Bar plots depicting the Gene Ontology (GO) classification of functionally annotated genes in the Hi-C assembly. The distributions of GO terms are presented within the three main GO domains including “biological process” (green), “molecular function” (blue), and “cellular component” (yellow).

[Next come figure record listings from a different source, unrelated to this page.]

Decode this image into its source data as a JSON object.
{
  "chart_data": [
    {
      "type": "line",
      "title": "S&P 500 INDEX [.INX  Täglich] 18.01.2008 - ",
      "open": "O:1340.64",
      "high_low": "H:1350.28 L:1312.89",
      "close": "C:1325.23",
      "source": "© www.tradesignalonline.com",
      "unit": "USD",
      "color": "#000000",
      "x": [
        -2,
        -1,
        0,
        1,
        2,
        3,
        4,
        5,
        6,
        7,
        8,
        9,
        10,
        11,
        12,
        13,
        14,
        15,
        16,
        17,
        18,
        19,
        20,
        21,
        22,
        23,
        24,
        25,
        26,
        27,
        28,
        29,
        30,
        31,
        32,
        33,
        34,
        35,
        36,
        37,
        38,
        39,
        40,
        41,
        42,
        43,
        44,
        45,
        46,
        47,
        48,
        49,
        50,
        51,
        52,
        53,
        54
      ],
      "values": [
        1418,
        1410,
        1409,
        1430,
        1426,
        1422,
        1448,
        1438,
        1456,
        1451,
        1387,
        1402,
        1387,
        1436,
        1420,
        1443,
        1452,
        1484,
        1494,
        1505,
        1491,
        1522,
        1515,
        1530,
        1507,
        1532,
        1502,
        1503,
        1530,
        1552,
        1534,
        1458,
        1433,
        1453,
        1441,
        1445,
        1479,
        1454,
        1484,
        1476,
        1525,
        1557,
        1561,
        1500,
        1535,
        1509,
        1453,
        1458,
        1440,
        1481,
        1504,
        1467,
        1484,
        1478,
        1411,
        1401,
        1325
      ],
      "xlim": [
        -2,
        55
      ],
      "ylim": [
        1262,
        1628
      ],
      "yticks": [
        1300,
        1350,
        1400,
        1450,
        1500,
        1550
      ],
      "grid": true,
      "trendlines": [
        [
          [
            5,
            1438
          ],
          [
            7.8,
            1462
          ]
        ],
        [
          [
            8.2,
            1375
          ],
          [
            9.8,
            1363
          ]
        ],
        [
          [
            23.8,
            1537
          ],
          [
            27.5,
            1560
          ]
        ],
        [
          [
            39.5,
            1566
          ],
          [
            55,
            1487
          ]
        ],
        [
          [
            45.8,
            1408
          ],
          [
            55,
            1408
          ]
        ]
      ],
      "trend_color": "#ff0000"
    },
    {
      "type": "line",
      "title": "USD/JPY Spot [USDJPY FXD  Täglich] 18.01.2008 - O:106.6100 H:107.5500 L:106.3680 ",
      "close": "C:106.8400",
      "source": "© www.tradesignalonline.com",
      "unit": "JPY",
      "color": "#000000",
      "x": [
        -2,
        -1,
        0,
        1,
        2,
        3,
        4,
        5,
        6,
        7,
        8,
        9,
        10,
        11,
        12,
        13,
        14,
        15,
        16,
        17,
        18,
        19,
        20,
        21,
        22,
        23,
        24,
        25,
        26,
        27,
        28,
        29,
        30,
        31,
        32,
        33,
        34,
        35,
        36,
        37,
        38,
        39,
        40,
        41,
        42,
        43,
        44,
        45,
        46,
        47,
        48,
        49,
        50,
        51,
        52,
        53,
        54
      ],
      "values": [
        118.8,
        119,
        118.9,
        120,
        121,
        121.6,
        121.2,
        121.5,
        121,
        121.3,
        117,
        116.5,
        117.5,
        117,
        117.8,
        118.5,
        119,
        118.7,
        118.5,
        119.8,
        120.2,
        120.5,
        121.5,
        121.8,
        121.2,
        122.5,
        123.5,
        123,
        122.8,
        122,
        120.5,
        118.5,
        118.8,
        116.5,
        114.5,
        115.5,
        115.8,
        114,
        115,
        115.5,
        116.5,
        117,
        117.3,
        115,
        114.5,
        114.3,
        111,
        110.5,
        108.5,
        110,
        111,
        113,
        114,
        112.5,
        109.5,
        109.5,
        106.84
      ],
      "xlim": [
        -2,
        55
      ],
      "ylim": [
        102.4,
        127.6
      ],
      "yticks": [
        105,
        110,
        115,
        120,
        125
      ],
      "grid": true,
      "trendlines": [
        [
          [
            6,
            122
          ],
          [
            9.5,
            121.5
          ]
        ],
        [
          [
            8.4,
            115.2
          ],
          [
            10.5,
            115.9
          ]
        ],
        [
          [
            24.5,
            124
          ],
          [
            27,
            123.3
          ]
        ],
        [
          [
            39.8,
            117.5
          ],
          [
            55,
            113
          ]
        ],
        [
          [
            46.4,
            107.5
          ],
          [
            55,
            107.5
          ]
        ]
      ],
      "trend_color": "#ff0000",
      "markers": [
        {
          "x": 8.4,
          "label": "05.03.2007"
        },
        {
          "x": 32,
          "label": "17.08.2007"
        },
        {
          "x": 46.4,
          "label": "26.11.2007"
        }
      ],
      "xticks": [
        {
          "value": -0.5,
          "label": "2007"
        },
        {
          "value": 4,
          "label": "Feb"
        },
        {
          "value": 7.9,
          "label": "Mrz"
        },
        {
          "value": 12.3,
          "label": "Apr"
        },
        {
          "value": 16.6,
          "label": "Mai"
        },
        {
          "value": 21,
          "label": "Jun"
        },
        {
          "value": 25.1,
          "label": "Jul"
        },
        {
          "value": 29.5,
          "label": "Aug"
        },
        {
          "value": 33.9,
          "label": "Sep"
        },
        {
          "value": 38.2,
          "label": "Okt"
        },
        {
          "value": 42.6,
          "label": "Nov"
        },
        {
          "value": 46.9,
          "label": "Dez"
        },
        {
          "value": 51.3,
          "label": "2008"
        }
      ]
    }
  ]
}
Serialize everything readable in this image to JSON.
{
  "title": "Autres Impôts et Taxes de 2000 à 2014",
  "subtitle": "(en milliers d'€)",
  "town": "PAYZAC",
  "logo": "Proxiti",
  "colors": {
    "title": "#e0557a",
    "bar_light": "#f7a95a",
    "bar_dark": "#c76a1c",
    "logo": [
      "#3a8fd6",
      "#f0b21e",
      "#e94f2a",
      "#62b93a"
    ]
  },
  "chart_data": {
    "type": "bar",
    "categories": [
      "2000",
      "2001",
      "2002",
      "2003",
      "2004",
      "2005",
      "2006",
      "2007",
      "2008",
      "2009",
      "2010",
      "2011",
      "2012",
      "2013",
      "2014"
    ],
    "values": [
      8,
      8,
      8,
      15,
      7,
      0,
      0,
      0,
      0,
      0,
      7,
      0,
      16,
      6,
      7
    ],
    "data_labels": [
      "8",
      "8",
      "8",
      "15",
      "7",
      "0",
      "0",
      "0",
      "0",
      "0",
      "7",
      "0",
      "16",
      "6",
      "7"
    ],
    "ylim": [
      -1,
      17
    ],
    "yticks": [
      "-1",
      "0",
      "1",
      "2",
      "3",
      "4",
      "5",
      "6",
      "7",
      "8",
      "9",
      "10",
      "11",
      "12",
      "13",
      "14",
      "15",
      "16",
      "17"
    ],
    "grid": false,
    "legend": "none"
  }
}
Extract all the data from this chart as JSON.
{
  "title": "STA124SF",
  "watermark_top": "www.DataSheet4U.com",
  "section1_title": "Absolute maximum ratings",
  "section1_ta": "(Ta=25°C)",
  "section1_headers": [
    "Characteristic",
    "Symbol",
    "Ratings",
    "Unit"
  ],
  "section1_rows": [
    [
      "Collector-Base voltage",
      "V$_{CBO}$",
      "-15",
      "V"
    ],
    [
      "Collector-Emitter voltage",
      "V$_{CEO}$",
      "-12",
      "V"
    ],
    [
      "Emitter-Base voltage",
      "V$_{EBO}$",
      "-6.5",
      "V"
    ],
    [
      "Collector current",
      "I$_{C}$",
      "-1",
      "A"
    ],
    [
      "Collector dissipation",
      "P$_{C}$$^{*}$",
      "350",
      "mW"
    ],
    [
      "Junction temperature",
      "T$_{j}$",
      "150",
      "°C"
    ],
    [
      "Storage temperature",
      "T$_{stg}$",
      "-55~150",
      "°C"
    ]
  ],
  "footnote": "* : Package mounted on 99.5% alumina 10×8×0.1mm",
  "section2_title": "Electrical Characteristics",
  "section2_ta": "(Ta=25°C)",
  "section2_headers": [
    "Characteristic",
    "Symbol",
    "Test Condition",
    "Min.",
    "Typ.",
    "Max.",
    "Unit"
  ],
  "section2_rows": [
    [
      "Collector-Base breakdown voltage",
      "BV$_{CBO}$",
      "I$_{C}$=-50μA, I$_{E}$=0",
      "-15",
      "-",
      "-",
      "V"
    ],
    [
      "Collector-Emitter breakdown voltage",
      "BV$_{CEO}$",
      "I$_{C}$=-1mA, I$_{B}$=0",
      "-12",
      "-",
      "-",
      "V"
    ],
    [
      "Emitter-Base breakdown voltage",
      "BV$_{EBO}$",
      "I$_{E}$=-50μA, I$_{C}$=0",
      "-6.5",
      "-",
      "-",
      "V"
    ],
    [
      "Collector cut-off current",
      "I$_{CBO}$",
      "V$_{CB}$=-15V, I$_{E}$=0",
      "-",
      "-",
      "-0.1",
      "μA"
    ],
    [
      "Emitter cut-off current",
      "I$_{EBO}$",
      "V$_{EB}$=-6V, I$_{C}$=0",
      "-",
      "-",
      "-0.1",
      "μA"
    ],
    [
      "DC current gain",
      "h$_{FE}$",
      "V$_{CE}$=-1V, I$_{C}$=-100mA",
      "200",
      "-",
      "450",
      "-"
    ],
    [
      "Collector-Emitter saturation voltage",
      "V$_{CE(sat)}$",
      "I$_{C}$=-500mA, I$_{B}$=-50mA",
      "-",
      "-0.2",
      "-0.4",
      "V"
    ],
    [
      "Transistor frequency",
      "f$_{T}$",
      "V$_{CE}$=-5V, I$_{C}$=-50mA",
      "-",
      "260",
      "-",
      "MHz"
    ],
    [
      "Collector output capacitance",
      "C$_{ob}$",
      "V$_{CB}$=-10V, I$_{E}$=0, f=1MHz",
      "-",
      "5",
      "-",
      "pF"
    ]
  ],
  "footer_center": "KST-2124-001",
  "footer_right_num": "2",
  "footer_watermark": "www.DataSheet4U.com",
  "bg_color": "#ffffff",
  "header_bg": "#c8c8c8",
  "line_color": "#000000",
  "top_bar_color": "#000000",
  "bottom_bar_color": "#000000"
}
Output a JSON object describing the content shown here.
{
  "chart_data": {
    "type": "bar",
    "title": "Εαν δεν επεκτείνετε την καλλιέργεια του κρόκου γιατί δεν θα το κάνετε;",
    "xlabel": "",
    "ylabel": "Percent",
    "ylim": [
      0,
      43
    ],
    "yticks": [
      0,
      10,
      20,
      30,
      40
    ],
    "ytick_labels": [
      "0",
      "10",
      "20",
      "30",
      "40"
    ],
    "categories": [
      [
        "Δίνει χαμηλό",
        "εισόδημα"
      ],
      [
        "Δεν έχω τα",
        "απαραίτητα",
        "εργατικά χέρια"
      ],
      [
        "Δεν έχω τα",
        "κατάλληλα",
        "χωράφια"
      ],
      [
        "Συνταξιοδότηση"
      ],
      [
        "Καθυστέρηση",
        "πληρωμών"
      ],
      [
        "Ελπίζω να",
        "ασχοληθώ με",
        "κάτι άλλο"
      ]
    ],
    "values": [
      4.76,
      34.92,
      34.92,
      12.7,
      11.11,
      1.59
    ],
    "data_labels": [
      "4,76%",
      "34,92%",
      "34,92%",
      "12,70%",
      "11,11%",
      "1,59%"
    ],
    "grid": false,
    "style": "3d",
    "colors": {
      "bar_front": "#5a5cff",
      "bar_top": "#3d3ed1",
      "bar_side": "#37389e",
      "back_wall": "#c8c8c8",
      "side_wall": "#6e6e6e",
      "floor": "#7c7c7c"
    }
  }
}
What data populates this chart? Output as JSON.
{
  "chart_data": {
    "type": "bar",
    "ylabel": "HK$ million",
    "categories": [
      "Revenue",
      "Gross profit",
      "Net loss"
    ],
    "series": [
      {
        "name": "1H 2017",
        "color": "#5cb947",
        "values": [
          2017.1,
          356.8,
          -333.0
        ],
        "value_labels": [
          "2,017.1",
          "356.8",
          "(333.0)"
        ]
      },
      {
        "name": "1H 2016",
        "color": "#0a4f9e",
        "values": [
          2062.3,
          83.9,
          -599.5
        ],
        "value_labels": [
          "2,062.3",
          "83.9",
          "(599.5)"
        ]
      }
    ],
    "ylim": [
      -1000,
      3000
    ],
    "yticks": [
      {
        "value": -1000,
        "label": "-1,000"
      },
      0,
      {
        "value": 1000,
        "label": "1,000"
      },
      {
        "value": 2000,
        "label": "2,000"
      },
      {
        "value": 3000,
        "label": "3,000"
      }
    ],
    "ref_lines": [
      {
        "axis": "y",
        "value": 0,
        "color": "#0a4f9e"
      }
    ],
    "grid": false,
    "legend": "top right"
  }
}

Data reproducibility through automated workflow

In addition to the T. foetus KV-1 strain sequenced in this study, it is to be expected that more high-quality genome sequences will become available for this species. The availability of multiple genome sets will considerably increase the knowledge on genetic diversity within T. foetus strains of different geographic origin and animal hosts. To ensure data reproducibility and facilitate future genome studies, we have developed an automated, open-source, Snakemake63 pipeline for the analysis of T. foetus genomes, available at https://gitlab.com/FLI_Bioinfo/tricho-workflow. This pipeline incorporates the assembly and annotation steps used in this work.

Data Records

All raw data of the whole genome of T. foetus KV-1 have been deposited at the National Center for Biotechnology Information (NCBI) under the BioProject accession number PRJNA112362664; BioSample accession number SAMN41816898. The short and long read sequences have been deposited in the SRA accessions SRR29430452 and SRR29430454 respectively. The Hi-C sequencing data have been deposited in the SRA accession SRR29430453. The final genome assembly has been deposited in GenBank at JBEJVY000000000.

Technical Validation

To validate the genome assembly, QUAST65 (v5.0.2) was utilised to report assembly contiguity metrics, followed by BUSCO34 (v5.1.2), compleasm66 (v0.2.6) and OMArk67 (v0.3.0) to assess the completeness of the final scaffolded genomes. Additionally, we calculated the percentage of short reads mapping to the final scaffolded assembly. For this, Illumina data were trimmed with fastp14 and mapped using bwa mem24, and mapping quality was assessed with Qualimap23. Of the Illumina QC-passed reads, 99.98% (n = 24,967,332) were primarily mapped, with 99.65% (n = 24,831,090) properly paired. Similarly, long-read sequencing data were mapped to the genome, resulting in a mapping rate of 99.90%. Finally, the genome assembly with SPAdes68, that was based solely on Illumina reads, was fully contained within the final assembly from the long-read data. No evidence of contamination with foreign DNA from a different taxon was detected in the assembly based on metagenomics binning using MetaBAT269.